Simon loved his customers, but he hated the feeling of not being valued by his employers, and besides, he had a dream. At the weekend Simon had a side gig. He became a personal chef and dinner party host for hire. His clients went out for the day leaving him in to cook the meal and style their home before their guests arrived in the evening. Nothing gave Simon more satisfaction than seeing the look on someone’s face when they came home looking relaxed to an exquisite meal in the beautiful setting he’d created.
Simon wanted to do this work full-time. He dreamt of starting his own business one day. He could see how his service would work for dinner parties, small celebrations and family gatherings. He had everything he needed to begin and clients who were ready to recommend him at the drop of a hat.

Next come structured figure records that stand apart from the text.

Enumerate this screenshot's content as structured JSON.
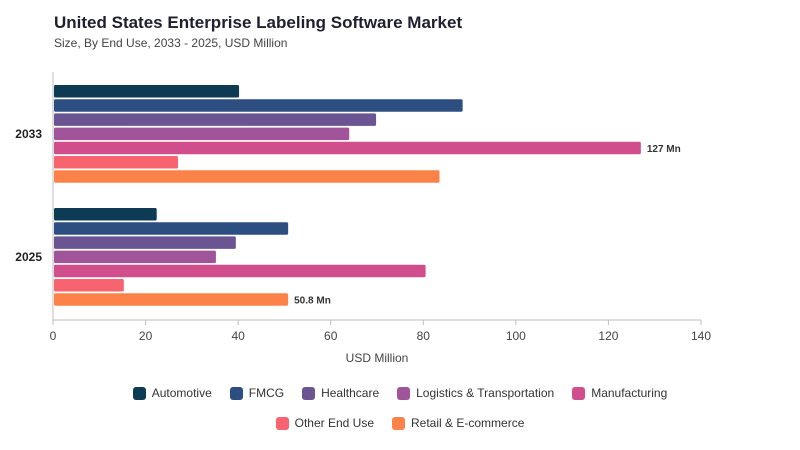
{
  "title": "United States Enterprise Labeling Software Market",
  "subtitle": "Size, By End Use, 2033 - 2025, USD Million",
  "chart_data": {
    "type": "bar",
    "orientation": "horizontal",
    "categories": [
      "2033",
      "2025"
    ],
    "xlabel": "USD Million",
    "xlim": [
      0,
      140
    ],
    "xticks": [
      "0",
      "20",
      "40",
      "60",
      "80",
      "100",
      "120",
      "140"
    ],
    "grid": false,
    "legend_position": "bottom",
    "series": [
      {
        "name": "Automotive",
        "color": "#0d3b53",
        "values": [
          40.2,
          22.4
        ]
      },
      {
        "name": "FMCG",
        "color": "#2d4e80",
        "values": [
          88.5,
          50.8
        ]
      },
      {
        "name": "Healthcare",
        "color": "#6a5592",
        "values": [
          69.8,
          39.5
        ]
      },
      {
        "name": "Logistics & Transportation",
        "color": "#a0549a",
        "values": [
          64.0,
          35.2
        ]
      },
      {
        "name": "Manufacturing",
        "color": "#d04e8c",
        "values": [
          127,
          80.5
        ]
      },
      {
        "name": "Other End Use",
        "color": "#f7636f",
        "values": [
          27.0,
          15.3
        ]
      },
      {
        "name": "Retail & E-commerce",
        "color": "#fd8249",
        "values": [
          83.5,
          50.8
        ]
      }
    ],
    "annotations": [
      {
        "category": "2033",
        "series": "Manufacturing",
        "text": "127 Mn"
      },
      {
        "category": "2025",
        "series": "Retail & E-commerce",
        "text": "50.8 Mn"
      }
    ]
  }
}
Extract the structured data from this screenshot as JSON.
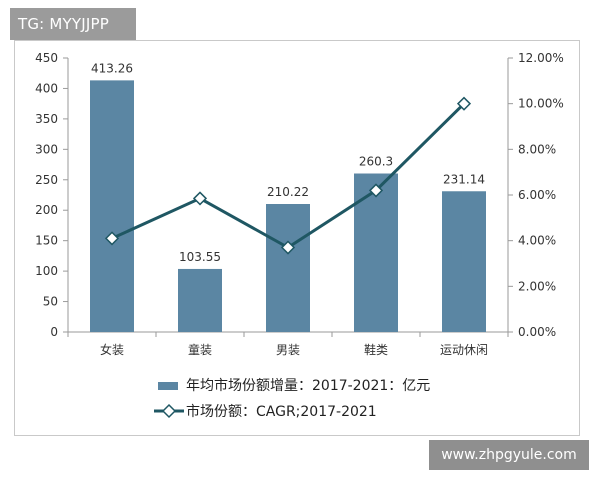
{
  "badge": {
    "text": "TG: MYYJJPP"
  },
  "watermark": {
    "text": "www.zhpgyule.com"
  },
  "legend": {
    "bar_label": "年均市场份额增量：2017-2021：亿元",
    "line_label": "市场份额：CAGR;2017-2021"
  },
  "colors": {
    "bar": "#5b86a3",
    "line": "#1f5763",
    "marker_fill": "#ffffff"
  },
  "chart_data": {
    "type": "bar",
    "categories": [
      "女装",
      "童装",
      "男装",
      "鞋类",
      "运动休闲"
    ],
    "series": [
      {
        "name": "年均市场份额增量：2017-2021：亿元",
        "type": "bar",
        "axis": "left",
        "values": [
          413.26,
          103.55,
          210.22,
          260.3,
          231.14
        ],
        "labels": [
          "413.26",
          "103.55",
          "210.22",
          "260.3",
          "231.14"
        ]
      },
      {
        "name": "市场份额：CAGR;2017-2021",
        "type": "line",
        "axis": "right",
        "values": [
          4.1,
          5.85,
          3.7,
          6.2,
          10.0
        ]
      }
    ],
    "y_left": {
      "ylim": [
        0,
        450
      ],
      "ticks": [
        "0",
        "50",
        "100",
        "150",
        "200",
        "250",
        "300",
        "350",
        "400",
        "450"
      ]
    },
    "y_right": {
      "ylim": [
        0,
        12
      ],
      "ticks": [
        "0.00%",
        "2.00%",
        "4.00%",
        "6.00%",
        "8.00%",
        "10.00%",
        "12.00%"
      ]
    },
    "grid": false,
    "legend_position": "bottom"
  }
}
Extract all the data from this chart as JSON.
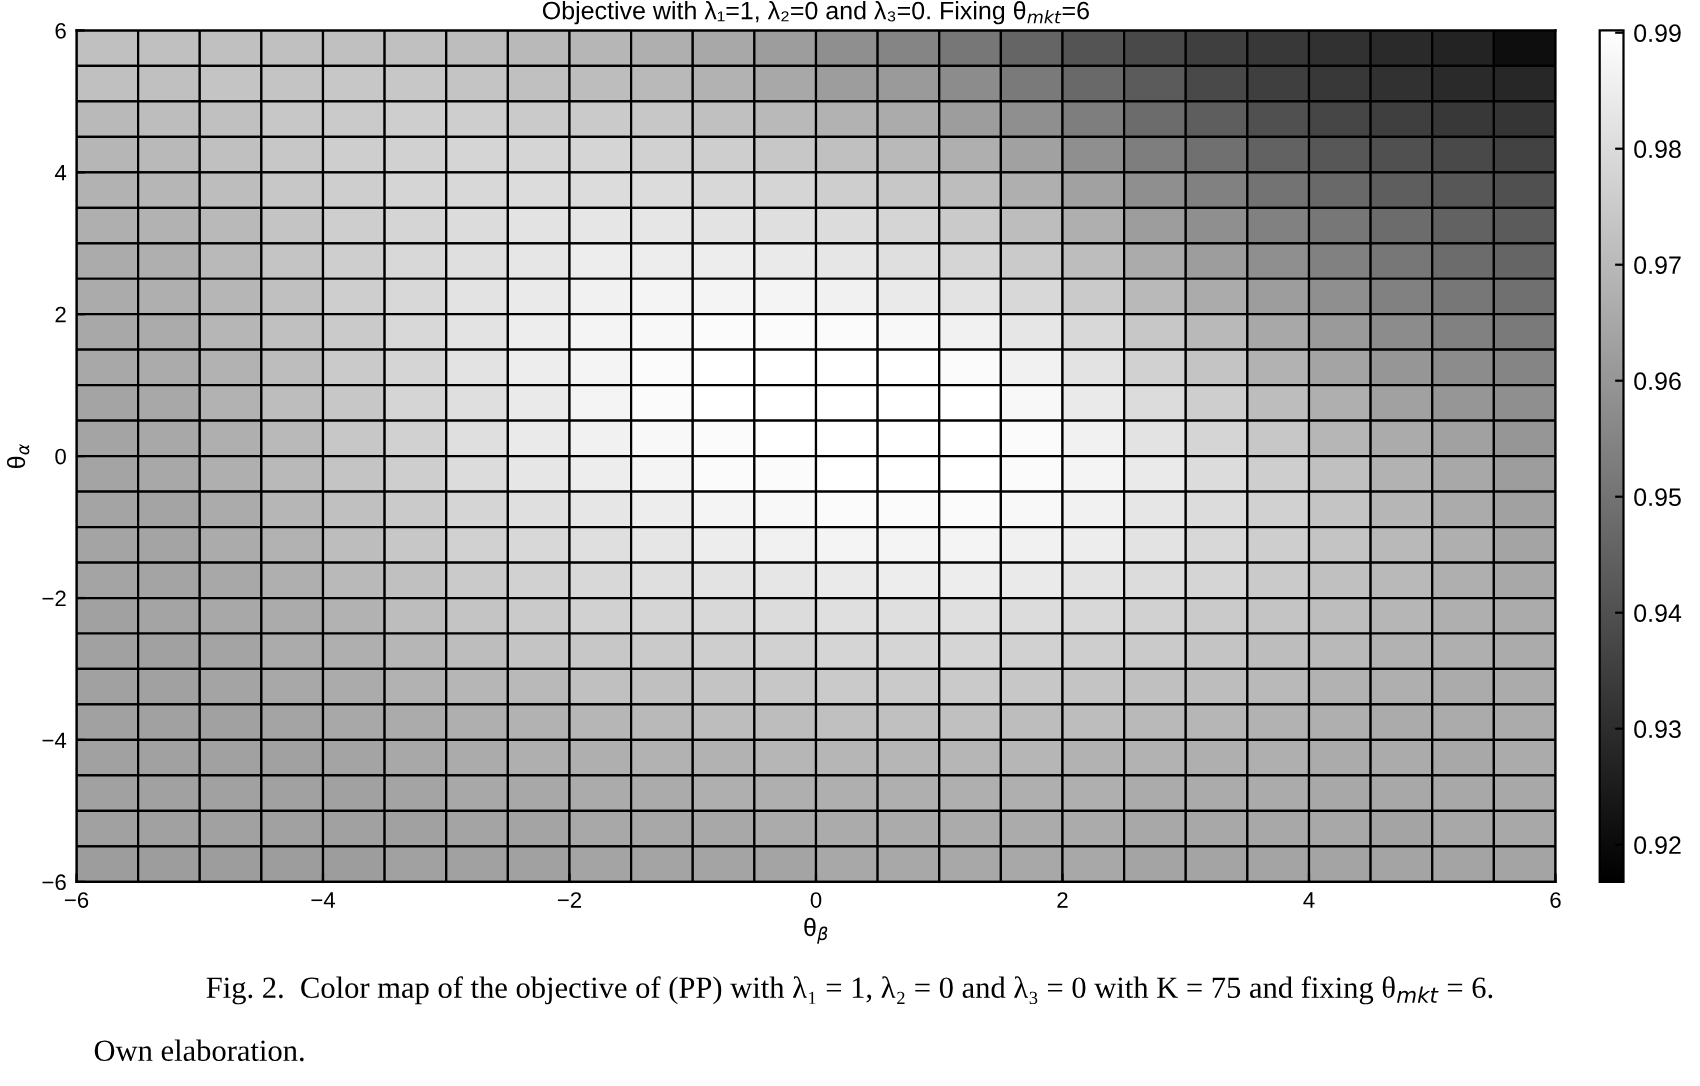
{
  "chart_data": {
    "type": "heatmap",
    "title": "Objective with λ₁=1, λ₂=0 and λ₃=0. Fixing θ$_{mkt}$=6",
    "xlabel": "θ$_{β}$",
    "ylabel": "θ$_{α}$",
    "annotations": [
      "Fig. 2.  Color map of the objective of (PP) with λ₁ = 1, λ₂ = 0 and λ₃ = 0 with K = 75 and fixing θ$_{mkt}$ = 6.",
      "Own elaboration."
    ],
    "xlim": [
      -6,
      6
    ],
    "ylim": [
      -6,
      6
    ],
    "xticks": [
      {
        "value": -6,
        "label": "−6"
      },
      {
        "value": -4,
        "label": "−4"
      },
      {
        "value": -2,
        "label": "−2"
      },
      0,
      2,
      4,
      6
    ],
    "yticks": [
      {
        "value": -6,
        "label": "−6"
      },
      {
        "value": -4,
        "label": "−4"
      },
      {
        "value": -2,
        "label": "−2"
      },
      0,
      2,
      4,
      6
    ],
    "clim": [
      0.9168,
      0.9902
    ],
    "cticks": [
      0.92,
      0.93,
      0.94,
      0.95,
      0.96,
      0.97,
      0.98,
      0.99
    ],
    "cells": [
      [
        0.972,
        0.972,
        0.972,
        0.972,
        0.972,
        0.972,
        0.971,
        0.97,
        0.969,
        0.967,
        0.965,
        0.962,
        0.958,
        0.955,
        0.951,
        0.946,
        0.941,
        0.938,
        0.935,
        0.933,
        0.931,
        0.929,
        0.927,
        0.921
      ],
      [
        0.972,
        0.972,
        0.973,
        0.973,
        0.974,
        0.974,
        0.973,
        0.972,
        0.971,
        0.97,
        0.968,
        0.965,
        0.962,
        0.961,
        0.957,
        0.952,
        0.947,
        0.943,
        0.938,
        0.935,
        0.933,
        0.931,
        0.929,
        0.928
      ],
      [
        0.97,
        0.971,
        0.972,
        0.974,
        0.975,
        0.976,
        0.976,
        0.975,
        0.975,
        0.974,
        0.972,
        0.97,
        0.968,
        0.966,
        0.962,
        0.958,
        0.953,
        0.948,
        0.944,
        0.94,
        0.937,
        0.935,
        0.933,
        0.932
      ],
      [
        0.969,
        0.97,
        0.972,
        0.974,
        0.976,
        0.977,
        0.978,
        0.978,
        0.978,
        0.977,
        0.976,
        0.974,
        0.972,
        0.97,
        0.967,
        0.963,
        0.958,
        0.953,
        0.949,
        0.945,
        0.942,
        0.94,
        0.938,
        0.936
      ],
      [
        0.968,
        0.969,
        0.971,
        0.974,
        0.976,
        0.978,
        0.979,
        0.98,
        0.98,
        0.98,
        0.979,
        0.978,
        0.976,
        0.974,
        0.971,
        0.967,
        0.963,
        0.958,
        0.954,
        0.95,
        0.947,
        0.944,
        0.942,
        0.94
      ],
      [
        0.967,
        0.968,
        0.97,
        0.973,
        0.976,
        0.978,
        0.98,
        0.982,
        0.983,
        0.983,
        0.982,
        0.981,
        0.98,
        0.978,
        0.975,
        0.971,
        0.967,
        0.962,
        0.958,
        0.954,
        0.951,
        0.948,
        0.945,
        0.943
      ],
      [
        0.966,
        0.967,
        0.97,
        0.973,
        0.976,
        0.979,
        0.981,
        0.983,
        0.985,
        0.985,
        0.985,
        0.984,
        0.983,
        0.981,
        0.978,
        0.975,
        0.971,
        0.966,
        0.962,
        0.958,
        0.954,
        0.951,
        0.948,
        0.946
      ],
      [
        0.966,
        0.967,
        0.969,
        0.972,
        0.976,
        0.979,
        0.982,
        0.984,
        0.986,
        0.987,
        0.987,
        0.987,
        0.986,
        0.984,
        0.982,
        0.979,
        0.975,
        0.97,
        0.966,
        0.962,
        0.958,
        0.954,
        0.951,
        0.949
      ],
      [
        0.965,
        0.966,
        0.969,
        0.972,
        0.975,
        0.979,
        0.982,
        0.985,
        0.987,
        0.988,
        0.989,
        0.989,
        0.989,
        0.988,
        0.986,
        0.983,
        0.979,
        0.974,
        0.97,
        0.965,
        0.961,
        0.957,
        0.954,
        0.952
      ],
      [
        0.965,
        0.966,
        0.968,
        0.971,
        0.975,
        0.978,
        0.982,
        0.985,
        0.987,
        0.989,
        0.99,
        0.99,
        0.99,
        0.99,
        0.989,
        0.986,
        0.982,
        0.977,
        0.973,
        0.968,
        0.964,
        0.96,
        0.957,
        0.955
      ],
      [
        0.964,
        0.965,
        0.968,
        0.971,
        0.974,
        0.978,
        0.981,
        0.984,
        0.987,
        0.989,
        0.99,
        0.99,
        0.99,
        0.99,
        0.99,
        0.988,
        0.984,
        0.98,
        0.976,
        0.971,
        0.967,
        0.963,
        0.96,
        0.958
      ],
      [
        0.964,
        0.965,
        0.967,
        0.97,
        0.974,
        0.977,
        0.981,
        0.984,
        0.986,
        0.988,
        0.989,
        0.99,
        0.99,
        0.99,
        0.99,
        0.989,
        0.986,
        0.982,
        0.978,
        0.974,
        0.969,
        0.966,
        0.963,
        0.96
      ],
      [
        0.964,
        0.965,
        0.967,
        0.97,
        0.973,
        0.976,
        0.98,
        0.983,
        0.985,
        0.987,
        0.989,
        0.989,
        0.99,
        0.99,
        0.99,
        0.989,
        0.987,
        0.984,
        0.98,
        0.976,
        0.972,
        0.968,
        0.965,
        0.962
      ],
      [
        0.964,
        0.964,
        0.966,
        0.969,
        0.972,
        0.975,
        0.978,
        0.981,
        0.983,
        0.985,
        0.987,
        0.988,
        0.989,
        0.989,
        0.989,
        0.988,
        0.986,
        0.983,
        0.98,
        0.977,
        0.973,
        0.969,
        0.966,
        0.963
      ],
      [
        0.964,
        0.964,
        0.966,
        0.968,
        0.971,
        0.974,
        0.977,
        0.979,
        0.981,
        0.983,
        0.985,
        0.986,
        0.987,
        0.987,
        0.987,
        0.986,
        0.985,
        0.982,
        0.979,
        0.976,
        0.973,
        0.97,
        0.967,
        0.964
      ],
      [
        0.964,
        0.964,
        0.965,
        0.967,
        0.97,
        0.972,
        0.975,
        0.977,
        0.979,
        0.981,
        0.982,
        0.983,
        0.984,
        0.985,
        0.985,
        0.984,
        0.982,
        0.98,
        0.978,
        0.975,
        0.972,
        0.97,
        0.967,
        0.965
      ],
      [
        0.963,
        0.964,
        0.965,
        0.966,
        0.968,
        0.971,
        0.973,
        0.975,
        0.977,
        0.978,
        0.979,
        0.98,
        0.981,
        0.981,
        0.981,
        0.98,
        0.979,
        0.977,
        0.975,
        0.973,
        0.971,
        0.969,
        0.967,
        0.966
      ],
      [
        0.963,
        0.963,
        0.964,
        0.966,
        0.967,
        0.969,
        0.971,
        0.973,
        0.974,
        0.975,
        0.976,
        0.977,
        0.978,
        0.978,
        0.978,
        0.977,
        0.976,
        0.975,
        0.973,
        0.971,
        0.97,
        0.968,
        0.967,
        0.966
      ],
      [
        0.963,
        0.963,
        0.964,
        0.965,
        0.966,
        0.968,
        0.969,
        0.97,
        0.972,
        0.972,
        0.973,
        0.974,
        0.975,
        0.975,
        0.975,
        0.974,
        0.973,
        0.972,
        0.971,
        0.97,
        0.968,
        0.967,
        0.966,
        0.966
      ],
      [
        0.963,
        0.963,
        0.963,
        0.964,
        0.965,
        0.966,
        0.967,
        0.968,
        0.969,
        0.97,
        0.971,
        0.971,
        0.972,
        0.972,
        0.972,
        0.971,
        0.971,
        0.97,
        0.969,
        0.968,
        0.967,
        0.966,
        0.966,
        0.966
      ],
      [
        0.963,
        0.963,
        0.963,
        0.963,
        0.964,
        0.965,
        0.966,
        0.967,
        0.967,
        0.968,
        0.968,
        0.969,
        0.969,
        0.969,
        0.969,
        0.969,
        0.968,
        0.968,
        0.967,
        0.967,
        0.966,
        0.966,
        0.965,
        0.966
      ],
      [
        0.963,
        0.963,
        0.963,
        0.963,
        0.963,
        0.964,
        0.965,
        0.965,
        0.966,
        0.966,
        0.967,
        0.967,
        0.967,
        0.967,
        0.967,
        0.967,
        0.967,
        0.966,
        0.966,
        0.966,
        0.965,
        0.965,
        0.965,
        0.965
      ],
      [
        0.963,
        0.963,
        0.963,
        0.963,
        0.963,
        0.963,
        0.964,
        0.964,
        0.965,
        0.965,
        0.965,
        0.966,
        0.966,
        0.966,
        0.966,
        0.966,
        0.966,
        0.965,
        0.965,
        0.965,
        0.965,
        0.964,
        0.965,
        0.965
      ],
      [
        0.962,
        0.962,
        0.962,
        0.962,
        0.962,
        0.963,
        0.963,
        0.963,
        0.964,
        0.964,
        0.964,
        0.964,
        0.965,
        0.965,
        0.965,
        0.965,
        0.965,
        0.964,
        0.964,
        0.964,
        0.964,
        0.964,
        0.964,
        0.964
      ]
    ]
  }
}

Simon spent hours that next year talking about his business ideas. He worked on everything from the name to the launch strategy and service descriptions. That was fifteen years ago. I’d love to tell you that Simon got his business up and running and that it’s succeeded beyond even his wildest dreams but I can’t. You see, he never did find the courage to leave his old job. He never started. He’s still working in the cafe where we met. The only thing that’s changed is that he’s stopped talking about how everything is going to be different one day when he gets around to doing the thing he really wants to do.
Too many people not only never make the leap—they never even take the first step. Often what’s holding them back is the clarity, confidence and support they need to change direction. ‘One day’ becomes never when we fail to take the first step.
Simon might believe it’s too late for him. It’s not too late for you.